Inner TRIM3 Masthead

Example of Collapsing CPS-TRIM3 Replicate Households to Single Households for a Merge with CPS ASEC Data

The default TRIM3 data that are used to generate baseline eligibility estimates are based on CPS ASEC data that contain some replicate households. Some high-income households have been replicated for a match with SOI data and others have been replicated for an immigrant status imputation. TRIM3 variables HighIncomeClone and AlienHouseholdSplit identify replicate households. PersonWeight is the CPS ASEC person weight (MARSUPWT) that--for persons in replicate households--has been adjusted to account for the replication. Population weight totals are preserved, including for population sub-groups. The TRIM3 variable OldIdentifier is the CPS ASEC variable H_SEQ, and the TRIM3 variable CPSPersonID is the CPS ASEC variable PPPOS. HouseholdID and PersonID are TRIM3 household and person identifiers. Note: You may use TRIM3 variable LineNumber (CPS ASEC variable LINENO) instead of CPSPersonID (ASEC variable PPPOS) for this procedure.

The example below provides a method for computing average weighted SNAP benefits calculated over all iterations of a person in "alien" TRIM3 data that contains replicate households.

1) Create a dataset from your TRIM3 extract. Something similar to the following might be used for an extract that is in comma-delimited ASCII format.

data one;

infile {extract file name} delimiter=',';

INPUT
HouseholdID
PersonID
OldIdentifier
CPSPersonID
PersonWeight
AnnualBenefitsReceived /* Annual SNAP benefit */
;
run;

Alternatively, if your extract is in SAS 9 format, your statement would simply be something like the following.
data one;
set microdata_jnk;
run;

2) Sort the dataset by OldIdentifier and CPSPersonID.

proc sort data=one;
by OldIdentifier CPSPersonID;
run;

3) Create a dataset having just one record for each person in the original CPS ASEC data. The record will contain the weighted average benefit calculated over all of the iterations of each person in the TRIM3 extract.

data new (keep=OldIdentifier CPSPersonID sumwgt avgben);
set one;
by OldIdentifier CPSPersonID;

/* Sum the weights and the weighted SNAP benefits over all iterations of the person. */
retain sumwgt sumben;

if first.CPSPersonID then do;
sumwgt=0;
sumben=0;
end;
sumwgt=sumwgt+PersonWeight;
sumben=sumben+(AnnualBenefitsReceived*PersonWeight);

/* If this is the last record for this person, calculate the average weighted benefit and output the record. */
if last.CPSPersonID then do;
avgben=sumben/sumwgt;
output;
end;
run;

4) Perform the following checks.

The "new" dataset created above should have the same number of records as your person-level non-replicated CPS ASEC dataset.

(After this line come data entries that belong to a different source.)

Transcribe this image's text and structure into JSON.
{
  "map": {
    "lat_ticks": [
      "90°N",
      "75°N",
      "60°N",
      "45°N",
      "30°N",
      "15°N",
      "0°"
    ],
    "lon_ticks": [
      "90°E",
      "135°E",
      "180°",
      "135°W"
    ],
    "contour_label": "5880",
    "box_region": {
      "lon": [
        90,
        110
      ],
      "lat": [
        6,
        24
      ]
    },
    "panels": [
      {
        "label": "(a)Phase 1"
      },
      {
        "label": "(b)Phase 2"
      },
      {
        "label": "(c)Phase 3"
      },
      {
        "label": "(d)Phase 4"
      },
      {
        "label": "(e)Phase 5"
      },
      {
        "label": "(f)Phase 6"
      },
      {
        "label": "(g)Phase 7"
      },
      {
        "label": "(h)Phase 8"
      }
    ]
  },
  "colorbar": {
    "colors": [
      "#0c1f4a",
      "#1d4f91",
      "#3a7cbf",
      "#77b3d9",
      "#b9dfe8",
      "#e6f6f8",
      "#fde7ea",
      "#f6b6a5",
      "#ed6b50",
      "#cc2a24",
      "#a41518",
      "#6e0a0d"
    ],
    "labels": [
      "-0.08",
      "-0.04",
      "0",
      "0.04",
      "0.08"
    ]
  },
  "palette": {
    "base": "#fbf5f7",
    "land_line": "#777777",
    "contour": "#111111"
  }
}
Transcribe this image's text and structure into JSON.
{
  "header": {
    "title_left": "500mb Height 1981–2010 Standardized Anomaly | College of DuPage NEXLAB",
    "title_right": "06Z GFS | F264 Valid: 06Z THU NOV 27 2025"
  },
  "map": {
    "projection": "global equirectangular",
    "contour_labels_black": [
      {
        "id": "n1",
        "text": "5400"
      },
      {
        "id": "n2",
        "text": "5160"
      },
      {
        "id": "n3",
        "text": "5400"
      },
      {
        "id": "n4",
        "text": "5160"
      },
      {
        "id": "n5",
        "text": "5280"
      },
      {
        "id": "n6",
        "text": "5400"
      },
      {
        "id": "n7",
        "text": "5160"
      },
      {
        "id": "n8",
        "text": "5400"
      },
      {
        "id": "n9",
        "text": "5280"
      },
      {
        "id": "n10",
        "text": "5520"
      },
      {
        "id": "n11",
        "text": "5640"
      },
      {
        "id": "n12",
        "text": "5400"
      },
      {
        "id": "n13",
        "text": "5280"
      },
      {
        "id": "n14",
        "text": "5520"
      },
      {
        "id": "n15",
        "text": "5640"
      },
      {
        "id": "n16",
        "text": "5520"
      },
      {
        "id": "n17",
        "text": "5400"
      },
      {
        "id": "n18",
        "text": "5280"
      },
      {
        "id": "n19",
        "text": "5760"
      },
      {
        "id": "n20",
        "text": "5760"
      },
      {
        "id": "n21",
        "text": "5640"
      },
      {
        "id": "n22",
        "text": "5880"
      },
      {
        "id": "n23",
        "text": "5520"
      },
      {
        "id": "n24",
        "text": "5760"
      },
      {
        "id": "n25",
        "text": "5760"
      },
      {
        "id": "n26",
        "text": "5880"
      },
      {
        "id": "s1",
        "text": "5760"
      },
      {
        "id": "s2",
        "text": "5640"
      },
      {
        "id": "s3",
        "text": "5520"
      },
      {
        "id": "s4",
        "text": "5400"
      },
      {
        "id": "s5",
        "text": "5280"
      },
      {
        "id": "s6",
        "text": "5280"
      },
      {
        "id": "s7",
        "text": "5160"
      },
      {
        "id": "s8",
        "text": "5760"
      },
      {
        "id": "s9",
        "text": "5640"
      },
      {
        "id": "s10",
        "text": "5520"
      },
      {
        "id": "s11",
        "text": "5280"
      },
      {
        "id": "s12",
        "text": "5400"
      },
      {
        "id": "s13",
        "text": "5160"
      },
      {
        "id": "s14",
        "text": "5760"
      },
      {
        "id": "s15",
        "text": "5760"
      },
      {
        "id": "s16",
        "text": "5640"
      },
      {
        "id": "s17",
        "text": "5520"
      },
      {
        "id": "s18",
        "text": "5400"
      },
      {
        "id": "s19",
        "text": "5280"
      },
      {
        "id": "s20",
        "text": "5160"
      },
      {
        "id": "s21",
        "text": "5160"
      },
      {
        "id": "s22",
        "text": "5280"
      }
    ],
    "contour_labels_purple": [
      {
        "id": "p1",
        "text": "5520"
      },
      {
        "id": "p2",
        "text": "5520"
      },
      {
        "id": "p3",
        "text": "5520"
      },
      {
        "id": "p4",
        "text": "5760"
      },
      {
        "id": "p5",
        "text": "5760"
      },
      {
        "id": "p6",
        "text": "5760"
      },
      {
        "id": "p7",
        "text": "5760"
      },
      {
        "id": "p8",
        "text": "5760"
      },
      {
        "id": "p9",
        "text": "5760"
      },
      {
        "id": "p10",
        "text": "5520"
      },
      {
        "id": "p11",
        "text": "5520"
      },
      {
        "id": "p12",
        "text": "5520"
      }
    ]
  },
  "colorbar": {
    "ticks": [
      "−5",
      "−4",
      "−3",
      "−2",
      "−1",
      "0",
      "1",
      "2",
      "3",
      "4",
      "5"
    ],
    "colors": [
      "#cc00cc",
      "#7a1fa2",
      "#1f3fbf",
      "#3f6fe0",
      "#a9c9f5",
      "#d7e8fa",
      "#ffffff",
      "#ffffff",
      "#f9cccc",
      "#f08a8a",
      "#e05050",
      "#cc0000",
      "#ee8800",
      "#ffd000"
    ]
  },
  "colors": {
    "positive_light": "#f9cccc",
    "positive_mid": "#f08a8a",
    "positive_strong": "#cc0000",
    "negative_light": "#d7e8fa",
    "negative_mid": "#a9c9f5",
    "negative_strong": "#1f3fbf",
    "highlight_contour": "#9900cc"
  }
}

The weighted sum of SNAP benefits in the "one" dataset and the weighted sum of average SNAP benefits in the "new" dataset should be identical and may be tested using the following proc means statements.

Proc means data=one sum;
var AnnualBenefitsReceived;
weight PersonWeight;
run;

Proc means data=new sum;
var avgben;
weight sumwgt;
run;

5) Once these steps have been successfully completed, you may merge the "new" dataset with non-replicated person-level CPS ASEC data. Merge by OldIdentifier (H_SEQ) and CPSPersonID (PPPOS). A good check would be to ascertain that sumwgt is equal (or very nearly equal) to person weight in the non-replicated data. You can check that by generating a mean of the absolute difference between the two weights.

Since avgben is a person-level variable, you will have to sum avgben for all persons in a family to compute the amount of SNAP received by a family.